Confession of an Avocado Lover
OK, I confess. I committed what locavores—and possibly even the Pope—would consider a mortal sin: I bought an avocado. It came all the way from Mexico, and it wasn’t even organic. If it were organic, maybe my wrongdoing would have been downgraded to a lesser, or venial, sin.
For days, I’d been thinking of avocados. I dreamed of spicing up my sandwiches and savoring the soft buttery fruit on crackers for mid-day snacks. When I saw avocados piled high at the supermarket for $1.99, I couldn’t resist. I grabbed one. I reasoned that it was OK. Yes, yes, yes, I added to the world’s carbon footprint, but I was also doing something incredibly good and just – helping far-off Mexican farmers who grew a crop that we didn’t have in New York.
Then I discovered that the company that sold my tasty avocado – Calavo – was not a Mexican company. Calavo instead was a U.S. company that sourced produce from Mexico and other South American countries. I had no idea how they treated their workers. I checked the company’s Web site to see if they were “fair trade,” a label that attests to a company’s fair treatment of workers. I didn’t see the label. Of course, not having the label doesn’t mean the company didn’t treat its workers fairly. But I couldn’t know for sure.
Suddenly I realized I could be in deeper trouble than I thought. The Pope recently came out with a set of seven new mortal sins. Damaging the environment was one. Another was social injustice, anything that caused poverty or the “accumulation of wealth by a few.”
No, I thought. By buying the tasty treat, I could possibly have double sinned!
I realize that just because I can buy avocados, doesn’t mean I should – for environmental and social reasons. Still, I somehow felt that buying the avocado was harmless. If we’d all have to stick to eating things grown locally, we’d all get bored, and the world and all its wonders would shrink immeasurably. There would be less interaction among nations, less trade, less sharing of food and crops.

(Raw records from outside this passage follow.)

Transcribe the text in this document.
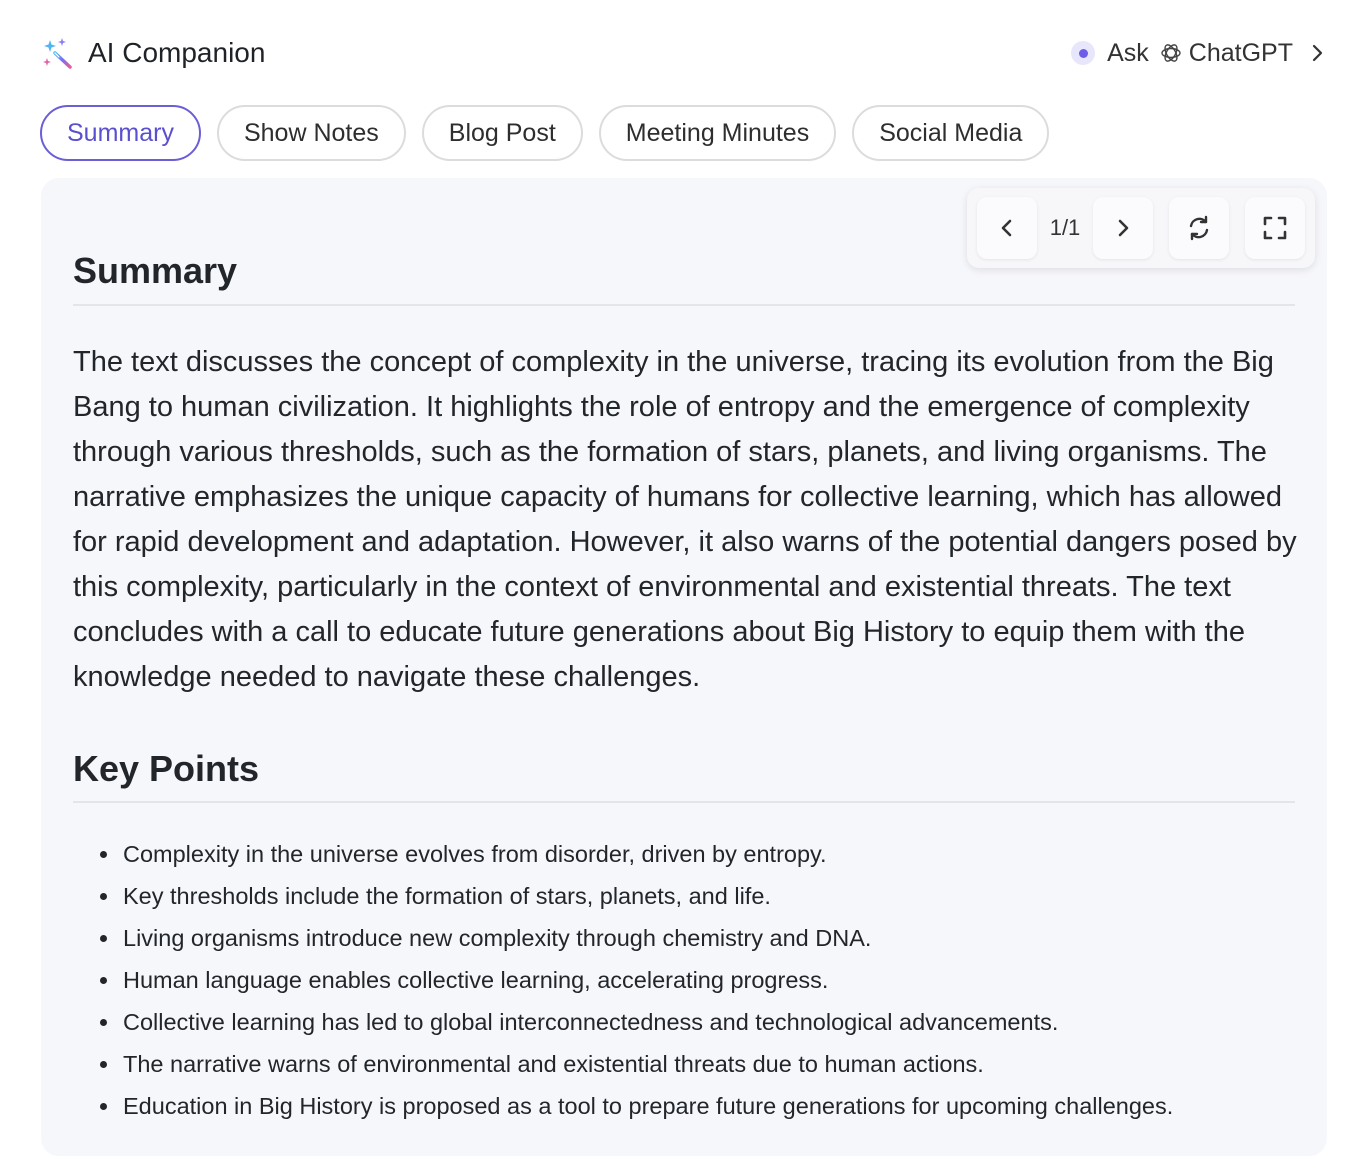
AI Companion	Ask ChatGPT
Summary	Show Notes	Blog Post	Meeting Minutes	Social Media
1/1
Summary
The text discusses the concept of complexity in the universe, tracing its evolution from the Big Bang to human civilization. It highlights the role of entropy and the emergence of complexity through various thresholds, such as the formation of stars, planets, and living organisms. The narrative emphasizes the unique capacity of humans for collective learning, which has allowed for rapid development and adaptation. However, it also warns of the potential dangers posed by this complexity, particularly in the context of environmental and existential threats. The text concludes with a call to educate future generations about Big History to equip them with the knowledge needed to navigate these challenges.
Key Points
• Complexity in the universe evolves from disorder, driven by entropy.
• Key thresholds include the formation of stars, planets, and life.
• Living organisms introduce new complexity through chemistry and DNA.
• Human language enables collective learning, accelerating progress.
• Collective learning has led to global interconnectedness and technological advancements.
• The narrative warns of environmental and existential threats due to human actions.
• Education in Big History is proposed as a tool to prepare future generations for upcoming challenges.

Perhaps I should have bought an organic avocado. It would have cost $2.29 at the health food store. Had I sprung for the 30 extra cents, I would have peace of mind that it was grown in a manner that was gentle on the earth. It would have compensated – a little bit – for the fuel spent in getting it here. I’m not sure that it would address any social issues, though. Just because avocados are grown organically doesn’t mean the farmers who planted and harvested them were treated justly.
I think I should get myself to a confessional just in case. “Bless me Father,” I’ll confess, “for I have sinned.”